At such a height the day lingered, as if they clambered closer to the sun, and Calandryll was thankful when Bracht called a halt where a pocket of grass grew, surrounded on three sides by walls of stone. It seemed they sat atop the peaks, for few now rose above them and the egress from the pocket afforded a view of lower elevations, jagged stone spreading to north and east and west. They pitched their tents and got a fire started, blankets spread over the horses against the cold that grew as the sun fell toward the horizon. The sky in that direction burned fiery, defying the blue darkness that spread inexorably from the east, like a cloak trailed behind the risen crescent of the new moon. Stars pricked through the velvet panoply and the wind dropped, tricksy, before blowing again, fiercer and colder. The fire fluttered, sparks streaming into the night, and from the lower slopes wolves howled, setting the horses to snickering and stamping, the black stallion screaming a challenge. Bracht set meat to roasting and they huddled in their cloaks, savoring the smell, their appetites sharpened.

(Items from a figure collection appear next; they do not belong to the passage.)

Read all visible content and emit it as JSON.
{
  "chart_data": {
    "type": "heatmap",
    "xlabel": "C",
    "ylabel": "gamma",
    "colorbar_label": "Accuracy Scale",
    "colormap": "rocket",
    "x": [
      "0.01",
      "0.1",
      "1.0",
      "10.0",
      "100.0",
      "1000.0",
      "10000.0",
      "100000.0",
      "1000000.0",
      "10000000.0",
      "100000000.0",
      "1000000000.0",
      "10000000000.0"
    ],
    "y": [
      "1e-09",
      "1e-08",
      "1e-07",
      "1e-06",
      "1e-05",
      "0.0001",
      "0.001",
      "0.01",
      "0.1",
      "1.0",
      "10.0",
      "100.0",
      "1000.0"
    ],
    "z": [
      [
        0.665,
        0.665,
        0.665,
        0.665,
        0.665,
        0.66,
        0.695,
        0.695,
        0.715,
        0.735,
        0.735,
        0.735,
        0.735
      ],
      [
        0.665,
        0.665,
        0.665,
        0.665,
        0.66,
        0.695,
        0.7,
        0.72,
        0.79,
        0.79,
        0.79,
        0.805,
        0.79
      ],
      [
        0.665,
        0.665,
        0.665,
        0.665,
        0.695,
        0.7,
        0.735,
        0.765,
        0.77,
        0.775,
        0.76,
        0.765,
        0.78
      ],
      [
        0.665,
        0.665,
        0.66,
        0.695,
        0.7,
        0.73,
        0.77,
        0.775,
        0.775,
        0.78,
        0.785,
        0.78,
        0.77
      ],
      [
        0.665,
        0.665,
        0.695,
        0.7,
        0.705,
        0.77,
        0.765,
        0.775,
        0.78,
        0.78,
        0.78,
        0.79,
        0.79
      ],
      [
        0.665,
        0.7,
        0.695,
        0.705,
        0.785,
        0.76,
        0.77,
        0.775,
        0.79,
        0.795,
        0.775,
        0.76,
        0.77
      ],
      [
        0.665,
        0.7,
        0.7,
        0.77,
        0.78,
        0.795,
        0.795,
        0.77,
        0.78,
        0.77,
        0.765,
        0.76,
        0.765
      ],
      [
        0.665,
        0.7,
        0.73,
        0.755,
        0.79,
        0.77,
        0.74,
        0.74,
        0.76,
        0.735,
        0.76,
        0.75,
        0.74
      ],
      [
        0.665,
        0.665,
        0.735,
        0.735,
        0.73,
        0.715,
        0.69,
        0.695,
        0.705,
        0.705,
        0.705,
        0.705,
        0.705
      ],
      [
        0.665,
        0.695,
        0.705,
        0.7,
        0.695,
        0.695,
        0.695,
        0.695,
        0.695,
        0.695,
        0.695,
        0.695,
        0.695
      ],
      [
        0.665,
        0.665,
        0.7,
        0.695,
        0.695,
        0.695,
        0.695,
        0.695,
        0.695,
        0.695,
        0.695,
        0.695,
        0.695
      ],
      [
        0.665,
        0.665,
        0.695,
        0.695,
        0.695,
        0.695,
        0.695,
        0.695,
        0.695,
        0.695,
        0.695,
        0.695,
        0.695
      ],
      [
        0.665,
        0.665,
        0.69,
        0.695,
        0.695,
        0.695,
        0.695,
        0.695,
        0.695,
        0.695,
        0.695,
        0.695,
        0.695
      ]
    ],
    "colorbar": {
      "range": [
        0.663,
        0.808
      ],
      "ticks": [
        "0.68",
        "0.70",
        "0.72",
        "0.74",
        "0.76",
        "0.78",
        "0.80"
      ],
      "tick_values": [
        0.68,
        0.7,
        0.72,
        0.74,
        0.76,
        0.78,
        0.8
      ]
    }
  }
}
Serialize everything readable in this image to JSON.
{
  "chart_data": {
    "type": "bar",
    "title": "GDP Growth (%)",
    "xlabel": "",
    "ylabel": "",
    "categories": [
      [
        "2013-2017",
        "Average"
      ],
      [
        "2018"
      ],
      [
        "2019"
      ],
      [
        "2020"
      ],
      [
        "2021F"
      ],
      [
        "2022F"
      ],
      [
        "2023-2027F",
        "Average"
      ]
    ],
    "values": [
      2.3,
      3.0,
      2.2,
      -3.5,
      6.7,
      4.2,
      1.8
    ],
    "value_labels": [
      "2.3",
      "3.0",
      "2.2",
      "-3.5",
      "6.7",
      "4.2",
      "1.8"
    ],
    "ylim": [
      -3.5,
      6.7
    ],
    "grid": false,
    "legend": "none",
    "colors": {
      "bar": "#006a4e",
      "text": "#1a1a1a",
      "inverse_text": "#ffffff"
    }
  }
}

“Is Vanu truly so”—the Kern gestured at their surroundings—“bleak as this?”

“Bleak?” Katya pushed a strand of flaxen hair back from her face, her expression quizzical. “This is not very bleak. In Vanu, now, the mountains will be still snow-covered. These are just a little cold.”

Bracht grunted noncommittally; Calandryll frowned, thinking that these seemed to him mightily chill. Vanu, he decided, must be a hard land if Katya dismissed these mountains so casually.

“Do we need to cross the Borrhun-maj . . .” She shrugged expressively, firelight emphasizing the mischievous smile that curved her full mouth. “Then you shall see real mountains.”

“Ahrd grant we may seize the Arcanum in Cuan na’For then,” said Bracht, “for these are high enough for me.”

That reminder of their purpose drove the smile from Katya’s face and she nodded soberly, reaching out to turn a piece of meat. “I wonder where Tekkan is now,” she murmured.

“Likely closing on Vanu,” Bracht said firmly, “to alert your holy men to what we do.”

Katya nodded, her smile a little restored by that reassurance. Calandryll said, “And Menelian. I wonder how he fares?”

“Aye.” Now the Kern’s face grew somber. “Has he found the means of halting Anomius’s revenant?”

Calandryll had near forgotten that threat: of the sorcerer’s creation there had been no sign, and all that had passed since they quit Kandahar had served to drive that hazard from his mind. He shrugged and said, “Likely he has, else surely the creature would have found us.”

Bracht ducked his head. “I know little enough of revenants, but soon we’ll be in Cuan na’For, where the finding of us will be harder.”

“That’s a bone to gnaw on when it comes,” said Katya. “We’ve enough ahead to think on without our looking back.”

Mention of bone appeared to remind Calandryll’s stomach that it was still empty, for it promptly vented a prodigious rumbling; Katya and Bracht began to laugh. “I think”—the Kern chuckled—“that perhaps this meat is ready.”